CR: I don’t think so. I still approach rehearsal with the idea that I’m exploring and excavating. I usually keep rewriting until I’m told to lock the script.   Sometimes people complain about that (I’ve been lucky, it hasn’t been that many people), but the only thing I can control is my work. When a new play is being born, you have to take massive loving care of it.  True collaborators will support that. The ones that don’t — well they’re not real artists.
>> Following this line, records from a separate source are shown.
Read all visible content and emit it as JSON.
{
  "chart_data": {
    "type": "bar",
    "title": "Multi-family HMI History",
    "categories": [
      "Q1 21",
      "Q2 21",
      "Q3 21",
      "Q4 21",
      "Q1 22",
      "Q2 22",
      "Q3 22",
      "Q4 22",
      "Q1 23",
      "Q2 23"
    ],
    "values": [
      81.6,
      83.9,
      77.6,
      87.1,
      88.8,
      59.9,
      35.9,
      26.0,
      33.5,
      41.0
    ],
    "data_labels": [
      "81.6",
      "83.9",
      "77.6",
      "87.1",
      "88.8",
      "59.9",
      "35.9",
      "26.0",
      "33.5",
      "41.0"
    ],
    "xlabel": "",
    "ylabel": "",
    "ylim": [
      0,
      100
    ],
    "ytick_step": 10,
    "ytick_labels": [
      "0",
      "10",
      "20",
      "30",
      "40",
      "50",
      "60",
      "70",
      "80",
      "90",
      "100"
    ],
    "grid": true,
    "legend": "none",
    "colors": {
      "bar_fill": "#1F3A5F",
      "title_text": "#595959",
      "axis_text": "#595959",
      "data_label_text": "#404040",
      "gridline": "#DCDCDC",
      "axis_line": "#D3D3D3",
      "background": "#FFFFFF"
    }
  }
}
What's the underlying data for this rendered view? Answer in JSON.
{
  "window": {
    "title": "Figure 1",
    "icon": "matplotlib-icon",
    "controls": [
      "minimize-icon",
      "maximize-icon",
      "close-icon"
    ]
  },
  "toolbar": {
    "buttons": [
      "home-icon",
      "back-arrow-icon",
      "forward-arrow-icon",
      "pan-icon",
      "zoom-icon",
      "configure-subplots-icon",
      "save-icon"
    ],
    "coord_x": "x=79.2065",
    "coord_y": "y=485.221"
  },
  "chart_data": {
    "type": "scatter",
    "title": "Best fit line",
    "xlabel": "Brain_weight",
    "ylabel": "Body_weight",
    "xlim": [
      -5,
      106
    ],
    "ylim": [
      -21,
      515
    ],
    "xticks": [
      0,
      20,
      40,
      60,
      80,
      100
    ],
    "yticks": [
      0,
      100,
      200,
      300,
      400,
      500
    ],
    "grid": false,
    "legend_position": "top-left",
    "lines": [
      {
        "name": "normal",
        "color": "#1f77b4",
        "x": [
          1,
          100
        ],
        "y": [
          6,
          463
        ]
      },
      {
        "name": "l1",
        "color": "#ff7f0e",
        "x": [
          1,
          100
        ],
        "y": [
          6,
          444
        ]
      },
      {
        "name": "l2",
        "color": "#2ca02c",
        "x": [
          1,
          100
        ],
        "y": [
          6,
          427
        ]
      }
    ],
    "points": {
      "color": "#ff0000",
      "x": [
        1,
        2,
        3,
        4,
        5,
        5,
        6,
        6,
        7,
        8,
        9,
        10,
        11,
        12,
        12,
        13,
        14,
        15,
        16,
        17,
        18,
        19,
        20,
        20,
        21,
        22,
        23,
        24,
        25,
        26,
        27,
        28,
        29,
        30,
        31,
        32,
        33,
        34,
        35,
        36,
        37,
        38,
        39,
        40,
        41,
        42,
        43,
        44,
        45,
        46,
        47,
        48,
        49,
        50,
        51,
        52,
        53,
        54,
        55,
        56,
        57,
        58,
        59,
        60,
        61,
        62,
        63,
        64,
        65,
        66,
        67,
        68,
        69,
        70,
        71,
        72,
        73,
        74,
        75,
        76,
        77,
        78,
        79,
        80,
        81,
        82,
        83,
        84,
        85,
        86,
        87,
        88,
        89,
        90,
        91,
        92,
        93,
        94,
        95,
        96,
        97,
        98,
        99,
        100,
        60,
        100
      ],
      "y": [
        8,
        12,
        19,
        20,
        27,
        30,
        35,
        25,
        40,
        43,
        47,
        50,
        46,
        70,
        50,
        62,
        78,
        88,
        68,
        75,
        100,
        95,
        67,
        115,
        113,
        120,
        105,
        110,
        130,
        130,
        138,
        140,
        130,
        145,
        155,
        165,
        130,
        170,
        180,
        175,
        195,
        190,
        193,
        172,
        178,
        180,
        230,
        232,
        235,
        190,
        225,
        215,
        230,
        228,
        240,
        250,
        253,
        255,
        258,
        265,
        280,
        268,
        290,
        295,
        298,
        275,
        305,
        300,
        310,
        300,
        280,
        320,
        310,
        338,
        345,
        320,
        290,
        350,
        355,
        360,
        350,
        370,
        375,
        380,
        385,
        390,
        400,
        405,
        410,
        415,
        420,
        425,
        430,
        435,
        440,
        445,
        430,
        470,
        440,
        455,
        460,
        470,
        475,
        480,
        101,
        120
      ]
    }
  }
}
Carmen Rivera is a New York based Playwright.  Her OBIE Award winning play LA GRINGA is celebrating its 20th anniversary this year, making it the longest running play in New York Latino Theatre history. For more information on her and her work, check out her website,

caridadCaridad Svich is a text-builder and theatre-maker. Upcoming productions this season include Hide Sky, agua de luna (psalms for the rouge), The Breath of Stars, and a workshop of De Troya. She received a 2012 OBIE Award for Lifetime Achievement in the theatre, a 2012 Edgerton Foundation New Play Award for GUAPA, and the 2011 American Theatre Critics Association Primus Prize for her play The House of the Spirits, based on the Isabel Allende novel. A collection of her work JARMAN (all this maddening beauty) and other plays will be published Spring 2016 by Intellect UK. She has edited several books on theatre including Innovation in Five Acts (TCG), Out of Silence (Eyecorner Press), Trans-Global Readings and Theatre in Crisis? (both for Manchester University Press), Out of the Fringe (TCG), and Conducting a Life: Reflections on the Theatre of Maria Irene Fornes (Smith & Kraus).

  • Teresa Marrero

    Love this interview, Carmen and Caridad. Great piece of theater history, and a very useful tool in the classroom. Thanks!

  • Jason Ramirez

    What can I possibly say? Brilliant.

  • Trevor Boffone

    Thank you for this great conversation! We are lucky to have both of your voices in this New American Theatre!